I am currently running the two motors off a 9v batter and the sensor off the arduino power supply. This seems to have fixed the problem but I think I have too much power going to the motors because they are seizing up and not taking instructions.
I am not sure what to do about this. Any advice would be greatly appreciated. I am new to electronics.
You need to have a 4.8-6.0 volt (at least 360 milliamp) power supply for the motors. There is a long list of options available: reduce the 9V using a regulator or voltage divider, buy a wallwart that provides 5.0 volts @ 500ma, get a 4 cell battery cage and batteries.
If you're confident you're providing enough power in the correct voltage range then I can think of two possibilities...
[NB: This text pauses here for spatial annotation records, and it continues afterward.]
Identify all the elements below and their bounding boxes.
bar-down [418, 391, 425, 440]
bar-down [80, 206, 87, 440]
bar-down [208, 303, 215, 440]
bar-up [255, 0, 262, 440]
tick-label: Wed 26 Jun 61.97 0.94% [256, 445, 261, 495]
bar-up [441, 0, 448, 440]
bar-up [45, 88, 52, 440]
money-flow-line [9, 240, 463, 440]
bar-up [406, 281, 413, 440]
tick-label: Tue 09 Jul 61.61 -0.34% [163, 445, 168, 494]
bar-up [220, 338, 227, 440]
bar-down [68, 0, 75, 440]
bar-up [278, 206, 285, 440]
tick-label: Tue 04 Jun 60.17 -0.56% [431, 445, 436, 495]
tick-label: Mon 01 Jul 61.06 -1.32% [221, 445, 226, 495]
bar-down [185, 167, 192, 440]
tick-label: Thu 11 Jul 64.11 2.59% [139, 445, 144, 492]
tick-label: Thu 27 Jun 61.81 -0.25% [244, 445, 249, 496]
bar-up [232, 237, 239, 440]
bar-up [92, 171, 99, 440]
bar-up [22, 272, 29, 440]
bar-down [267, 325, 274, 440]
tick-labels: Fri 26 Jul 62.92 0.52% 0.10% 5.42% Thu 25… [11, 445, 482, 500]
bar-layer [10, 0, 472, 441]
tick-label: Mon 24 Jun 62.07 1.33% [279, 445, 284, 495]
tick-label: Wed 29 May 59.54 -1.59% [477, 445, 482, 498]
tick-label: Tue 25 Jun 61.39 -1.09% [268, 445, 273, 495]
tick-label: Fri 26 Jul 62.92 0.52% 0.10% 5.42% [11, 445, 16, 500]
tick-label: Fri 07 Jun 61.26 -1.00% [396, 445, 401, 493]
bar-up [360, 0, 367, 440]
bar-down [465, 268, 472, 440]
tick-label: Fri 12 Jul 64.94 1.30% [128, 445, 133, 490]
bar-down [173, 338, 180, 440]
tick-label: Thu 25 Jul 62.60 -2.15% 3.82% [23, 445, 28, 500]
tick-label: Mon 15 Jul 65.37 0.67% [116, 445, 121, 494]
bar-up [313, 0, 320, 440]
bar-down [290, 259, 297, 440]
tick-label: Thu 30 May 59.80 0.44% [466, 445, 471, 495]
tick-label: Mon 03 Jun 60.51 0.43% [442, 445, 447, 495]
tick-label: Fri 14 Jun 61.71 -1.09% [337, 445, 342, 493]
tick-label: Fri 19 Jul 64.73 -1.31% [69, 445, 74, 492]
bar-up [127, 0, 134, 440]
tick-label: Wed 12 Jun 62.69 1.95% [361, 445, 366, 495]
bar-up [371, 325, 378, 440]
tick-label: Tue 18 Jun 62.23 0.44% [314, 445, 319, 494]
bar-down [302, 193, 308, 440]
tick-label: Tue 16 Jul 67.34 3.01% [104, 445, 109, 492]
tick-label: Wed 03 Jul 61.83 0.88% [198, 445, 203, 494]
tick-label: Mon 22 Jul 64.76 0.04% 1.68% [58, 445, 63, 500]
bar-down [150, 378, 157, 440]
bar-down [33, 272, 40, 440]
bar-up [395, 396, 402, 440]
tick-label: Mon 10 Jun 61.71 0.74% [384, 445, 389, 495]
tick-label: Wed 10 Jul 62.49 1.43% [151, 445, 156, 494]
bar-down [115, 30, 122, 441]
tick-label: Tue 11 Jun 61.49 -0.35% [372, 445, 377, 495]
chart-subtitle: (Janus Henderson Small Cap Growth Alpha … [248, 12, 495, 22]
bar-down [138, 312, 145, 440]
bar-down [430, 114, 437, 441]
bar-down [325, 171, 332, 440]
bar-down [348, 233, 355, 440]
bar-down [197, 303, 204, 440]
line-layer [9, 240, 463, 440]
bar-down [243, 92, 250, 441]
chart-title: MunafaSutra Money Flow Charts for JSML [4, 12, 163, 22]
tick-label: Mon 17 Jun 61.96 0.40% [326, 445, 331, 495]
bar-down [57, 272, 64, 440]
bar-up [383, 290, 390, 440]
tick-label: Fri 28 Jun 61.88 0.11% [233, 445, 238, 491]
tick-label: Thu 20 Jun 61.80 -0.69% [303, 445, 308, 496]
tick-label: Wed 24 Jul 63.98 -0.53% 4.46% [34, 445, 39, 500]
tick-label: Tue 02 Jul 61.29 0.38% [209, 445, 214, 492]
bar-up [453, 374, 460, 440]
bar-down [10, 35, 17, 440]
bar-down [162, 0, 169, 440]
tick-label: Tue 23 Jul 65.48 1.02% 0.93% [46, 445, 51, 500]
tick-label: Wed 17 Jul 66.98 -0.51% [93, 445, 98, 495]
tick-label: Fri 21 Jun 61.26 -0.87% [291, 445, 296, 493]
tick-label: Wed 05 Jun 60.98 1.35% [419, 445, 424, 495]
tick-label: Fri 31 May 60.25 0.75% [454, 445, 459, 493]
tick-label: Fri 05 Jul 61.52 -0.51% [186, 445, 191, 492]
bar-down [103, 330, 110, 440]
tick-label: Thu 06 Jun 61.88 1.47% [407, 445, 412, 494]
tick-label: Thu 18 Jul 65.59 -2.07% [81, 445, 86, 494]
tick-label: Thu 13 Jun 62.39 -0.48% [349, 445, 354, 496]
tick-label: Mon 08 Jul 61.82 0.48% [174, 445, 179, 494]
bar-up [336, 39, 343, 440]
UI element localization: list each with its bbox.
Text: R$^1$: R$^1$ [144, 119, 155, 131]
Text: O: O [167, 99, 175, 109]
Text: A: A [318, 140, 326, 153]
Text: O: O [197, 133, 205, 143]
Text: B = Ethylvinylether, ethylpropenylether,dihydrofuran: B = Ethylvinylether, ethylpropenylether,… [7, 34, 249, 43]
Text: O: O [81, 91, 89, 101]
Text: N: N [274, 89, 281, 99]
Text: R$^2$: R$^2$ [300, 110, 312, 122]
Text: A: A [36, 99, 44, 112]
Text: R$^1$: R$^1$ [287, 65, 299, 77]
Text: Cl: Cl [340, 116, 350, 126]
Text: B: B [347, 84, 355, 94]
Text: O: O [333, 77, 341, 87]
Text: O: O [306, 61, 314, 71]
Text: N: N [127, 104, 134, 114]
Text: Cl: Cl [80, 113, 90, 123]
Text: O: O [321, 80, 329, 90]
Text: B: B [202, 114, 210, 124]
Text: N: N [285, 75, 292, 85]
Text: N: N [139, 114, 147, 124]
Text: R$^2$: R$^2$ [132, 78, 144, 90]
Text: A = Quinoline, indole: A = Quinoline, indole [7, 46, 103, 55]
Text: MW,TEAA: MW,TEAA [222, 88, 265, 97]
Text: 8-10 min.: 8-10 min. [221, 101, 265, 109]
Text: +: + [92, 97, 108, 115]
The motors were damaged by the 9v
There's a bug in the application
I suggest carefully going through a "servomotor tutorial" to ensure each motor has not been damaged. If each motor works correctly then the problem is very likely a software bug.
I don't think it's a software bug. It works fine with one motor and both motors are sharing the same output pin.
I now have exactly 4.88v going to the motors. I am having the same problem. although when i unplug the motors I am getting a reading of 6v at the voltage regulator.
I am using a 5V regulator to reduce the voltage from the 9v battery. Shouldn't it be reading 5v? Could this be causing the problem but when I plug in the motors I get 4.8..... I apologize but I am new to all this so I would greatly appreciate your explanation.
I tested both motors using the sample sweep application both work so i know the servos are ok.
However, the servos only work when connected directly to the arduino power supply. If I use an external power supply they seize up. I know this is possible because I have done the same configuration in the past with the same code.
I have checked and it is wired correctly.
I also tried multiple voltage regulators so unless my entire order is defective it's not reducing down to 5v.
Then what you think you are checking is wrong or your regulator is broken.
Have you got capacitors on the input and output? If not it might be oscillating, you do need these as well as the regulator.
Are you measuring it on a meter or a scope?
Have you connected the ground to the arduino ground?